Le secrétaire d’Etat à l’intérieur, Laurent Nuñez, a affirmé dimanche 27 janvier qu’il n’y avait « aucun élément » permettant d’affirmer que Jérôme Rodrigues, une figure des « gilets jaunes » blessée samedi à l’œil à Paris au cours de l’acte XI des manifestants, avait été touché par un tir de lanceur de balle de défense (LBD). « Je n’ai aucun élément qui me permette de dire qu’il y a eu un usage d’un LBD qui aurait touché M. Rodrigues », a affirmé M. Nuñez sur LCI. Il a en revanche confirmé l’utilisation d’une grenade de désencerclement au même moment, s’appuyant sur le rapport d’un policier ayant lancé ce projectile.
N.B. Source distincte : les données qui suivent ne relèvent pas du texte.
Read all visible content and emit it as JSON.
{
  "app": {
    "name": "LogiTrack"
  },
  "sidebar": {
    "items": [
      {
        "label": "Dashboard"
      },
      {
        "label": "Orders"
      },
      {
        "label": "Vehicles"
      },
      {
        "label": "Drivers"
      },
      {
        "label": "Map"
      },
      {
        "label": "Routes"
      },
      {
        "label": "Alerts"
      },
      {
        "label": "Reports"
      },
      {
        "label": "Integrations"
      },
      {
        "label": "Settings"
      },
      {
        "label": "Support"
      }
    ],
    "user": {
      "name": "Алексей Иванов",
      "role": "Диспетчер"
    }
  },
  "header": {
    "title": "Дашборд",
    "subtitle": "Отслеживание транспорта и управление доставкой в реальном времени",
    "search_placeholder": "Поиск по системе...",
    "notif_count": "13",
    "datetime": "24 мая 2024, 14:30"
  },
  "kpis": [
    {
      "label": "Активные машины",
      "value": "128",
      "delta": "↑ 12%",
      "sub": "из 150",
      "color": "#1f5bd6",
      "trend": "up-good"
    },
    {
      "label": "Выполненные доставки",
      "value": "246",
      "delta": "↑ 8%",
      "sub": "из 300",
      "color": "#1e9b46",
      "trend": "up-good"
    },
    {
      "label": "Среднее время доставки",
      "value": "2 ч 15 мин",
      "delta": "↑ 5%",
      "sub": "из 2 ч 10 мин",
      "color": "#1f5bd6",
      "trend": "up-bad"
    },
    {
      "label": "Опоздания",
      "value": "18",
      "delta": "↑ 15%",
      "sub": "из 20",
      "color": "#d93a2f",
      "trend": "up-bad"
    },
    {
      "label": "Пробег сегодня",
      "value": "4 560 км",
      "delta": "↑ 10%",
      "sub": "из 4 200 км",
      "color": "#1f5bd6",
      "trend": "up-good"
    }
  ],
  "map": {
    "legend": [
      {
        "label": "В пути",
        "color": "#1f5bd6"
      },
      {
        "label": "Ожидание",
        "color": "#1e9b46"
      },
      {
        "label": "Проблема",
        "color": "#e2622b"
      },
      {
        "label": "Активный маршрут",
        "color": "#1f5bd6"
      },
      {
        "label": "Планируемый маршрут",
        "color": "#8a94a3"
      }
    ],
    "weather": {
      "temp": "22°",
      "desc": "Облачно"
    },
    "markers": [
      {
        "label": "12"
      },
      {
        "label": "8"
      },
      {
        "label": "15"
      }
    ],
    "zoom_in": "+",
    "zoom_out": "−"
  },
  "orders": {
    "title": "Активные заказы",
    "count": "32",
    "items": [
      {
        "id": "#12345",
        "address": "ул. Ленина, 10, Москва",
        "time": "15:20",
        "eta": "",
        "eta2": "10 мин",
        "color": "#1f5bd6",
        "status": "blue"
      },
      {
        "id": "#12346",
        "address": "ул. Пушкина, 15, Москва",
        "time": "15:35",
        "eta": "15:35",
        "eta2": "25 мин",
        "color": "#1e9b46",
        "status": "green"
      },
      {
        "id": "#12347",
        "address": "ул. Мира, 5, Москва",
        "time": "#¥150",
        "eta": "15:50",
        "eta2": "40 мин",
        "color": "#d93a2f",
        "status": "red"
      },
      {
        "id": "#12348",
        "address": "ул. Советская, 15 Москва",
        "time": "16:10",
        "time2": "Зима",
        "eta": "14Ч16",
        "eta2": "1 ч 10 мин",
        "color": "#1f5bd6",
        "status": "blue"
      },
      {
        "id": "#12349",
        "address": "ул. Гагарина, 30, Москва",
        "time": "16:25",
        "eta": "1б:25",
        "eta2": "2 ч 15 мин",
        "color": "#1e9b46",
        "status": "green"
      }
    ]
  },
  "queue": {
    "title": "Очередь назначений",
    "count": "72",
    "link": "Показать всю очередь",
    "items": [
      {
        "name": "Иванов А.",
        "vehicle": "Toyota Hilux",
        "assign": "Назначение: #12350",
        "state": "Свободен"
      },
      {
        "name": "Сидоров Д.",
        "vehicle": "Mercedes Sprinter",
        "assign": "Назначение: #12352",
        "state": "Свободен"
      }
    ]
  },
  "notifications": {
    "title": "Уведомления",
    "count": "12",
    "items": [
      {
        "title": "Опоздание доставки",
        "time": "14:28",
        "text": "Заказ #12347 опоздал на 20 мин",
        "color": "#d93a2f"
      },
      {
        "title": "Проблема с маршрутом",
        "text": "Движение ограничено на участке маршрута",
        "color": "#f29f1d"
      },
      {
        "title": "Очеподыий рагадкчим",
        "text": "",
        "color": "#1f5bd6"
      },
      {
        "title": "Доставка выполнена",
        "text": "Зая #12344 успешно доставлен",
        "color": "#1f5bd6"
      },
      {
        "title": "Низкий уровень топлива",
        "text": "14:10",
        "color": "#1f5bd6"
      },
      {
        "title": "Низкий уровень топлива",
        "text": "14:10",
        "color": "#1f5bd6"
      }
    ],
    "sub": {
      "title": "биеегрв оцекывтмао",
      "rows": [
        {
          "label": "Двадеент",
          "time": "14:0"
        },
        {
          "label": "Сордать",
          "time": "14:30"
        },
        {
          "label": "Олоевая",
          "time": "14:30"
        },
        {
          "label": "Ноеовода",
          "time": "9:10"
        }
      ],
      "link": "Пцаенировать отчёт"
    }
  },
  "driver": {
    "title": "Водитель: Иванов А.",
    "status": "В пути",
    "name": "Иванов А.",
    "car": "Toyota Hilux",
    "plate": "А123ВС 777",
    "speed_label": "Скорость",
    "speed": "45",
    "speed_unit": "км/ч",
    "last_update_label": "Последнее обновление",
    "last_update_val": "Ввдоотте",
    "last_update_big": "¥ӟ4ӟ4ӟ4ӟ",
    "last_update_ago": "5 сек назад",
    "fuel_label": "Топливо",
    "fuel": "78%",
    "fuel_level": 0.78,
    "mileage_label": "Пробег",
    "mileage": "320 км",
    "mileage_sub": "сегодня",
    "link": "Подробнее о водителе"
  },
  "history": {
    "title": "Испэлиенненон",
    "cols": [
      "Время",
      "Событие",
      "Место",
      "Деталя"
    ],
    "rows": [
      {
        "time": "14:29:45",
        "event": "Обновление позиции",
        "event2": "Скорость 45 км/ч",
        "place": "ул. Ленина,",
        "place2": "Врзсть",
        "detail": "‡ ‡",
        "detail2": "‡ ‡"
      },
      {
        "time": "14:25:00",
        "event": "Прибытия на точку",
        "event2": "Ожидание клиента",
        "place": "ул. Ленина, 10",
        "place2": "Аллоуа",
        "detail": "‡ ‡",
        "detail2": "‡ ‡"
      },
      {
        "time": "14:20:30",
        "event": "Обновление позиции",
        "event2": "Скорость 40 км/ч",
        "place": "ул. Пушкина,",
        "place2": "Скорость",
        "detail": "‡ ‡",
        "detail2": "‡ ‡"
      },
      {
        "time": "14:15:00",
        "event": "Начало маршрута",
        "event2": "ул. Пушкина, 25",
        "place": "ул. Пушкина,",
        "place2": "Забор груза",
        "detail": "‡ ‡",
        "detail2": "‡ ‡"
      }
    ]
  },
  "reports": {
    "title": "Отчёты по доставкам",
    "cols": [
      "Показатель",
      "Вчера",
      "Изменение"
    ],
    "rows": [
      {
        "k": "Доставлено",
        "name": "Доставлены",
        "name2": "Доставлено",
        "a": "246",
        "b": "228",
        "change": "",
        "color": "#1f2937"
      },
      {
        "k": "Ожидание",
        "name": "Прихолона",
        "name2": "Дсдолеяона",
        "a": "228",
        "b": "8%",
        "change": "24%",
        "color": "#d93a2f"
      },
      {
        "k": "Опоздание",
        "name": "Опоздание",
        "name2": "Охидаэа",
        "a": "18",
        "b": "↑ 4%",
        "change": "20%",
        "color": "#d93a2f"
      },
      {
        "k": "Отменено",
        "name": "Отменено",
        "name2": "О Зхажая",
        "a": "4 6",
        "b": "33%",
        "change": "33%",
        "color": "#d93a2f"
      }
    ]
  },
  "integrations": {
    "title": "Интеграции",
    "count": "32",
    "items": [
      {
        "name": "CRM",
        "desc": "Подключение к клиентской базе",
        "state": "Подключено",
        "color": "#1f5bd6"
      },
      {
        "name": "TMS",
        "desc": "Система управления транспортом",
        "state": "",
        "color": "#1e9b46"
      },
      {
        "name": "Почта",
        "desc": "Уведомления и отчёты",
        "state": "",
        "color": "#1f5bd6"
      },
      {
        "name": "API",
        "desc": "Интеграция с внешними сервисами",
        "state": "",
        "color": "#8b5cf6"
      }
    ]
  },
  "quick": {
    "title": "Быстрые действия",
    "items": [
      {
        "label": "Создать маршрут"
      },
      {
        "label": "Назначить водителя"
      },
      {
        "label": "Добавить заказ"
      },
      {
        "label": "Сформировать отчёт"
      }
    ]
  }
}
De son côté, l’avocat de Jérôme Rodrigues, Philippe de Veulle, « réfute complètement » l’hypothèse d’une blessure due à une grenade de désencerclement, et affirme avoir « des éléments matériels » montrant que « c’est un tir de flash-ball ». La balle du LBD a été « ramassée » par des témoins et sera mise à disposition de l’IGPN, a déclaré Me de Veulle.

Jérôme Rodrigues, un proche d’Eric Drouet, figure historique du mouvement, était en train de filmer la fin de la manifestation place de la Bastille pour un direct sur Facebook lorsqu’il a été touché. Il a annoncé dimanche qu’il avait déposé plainte.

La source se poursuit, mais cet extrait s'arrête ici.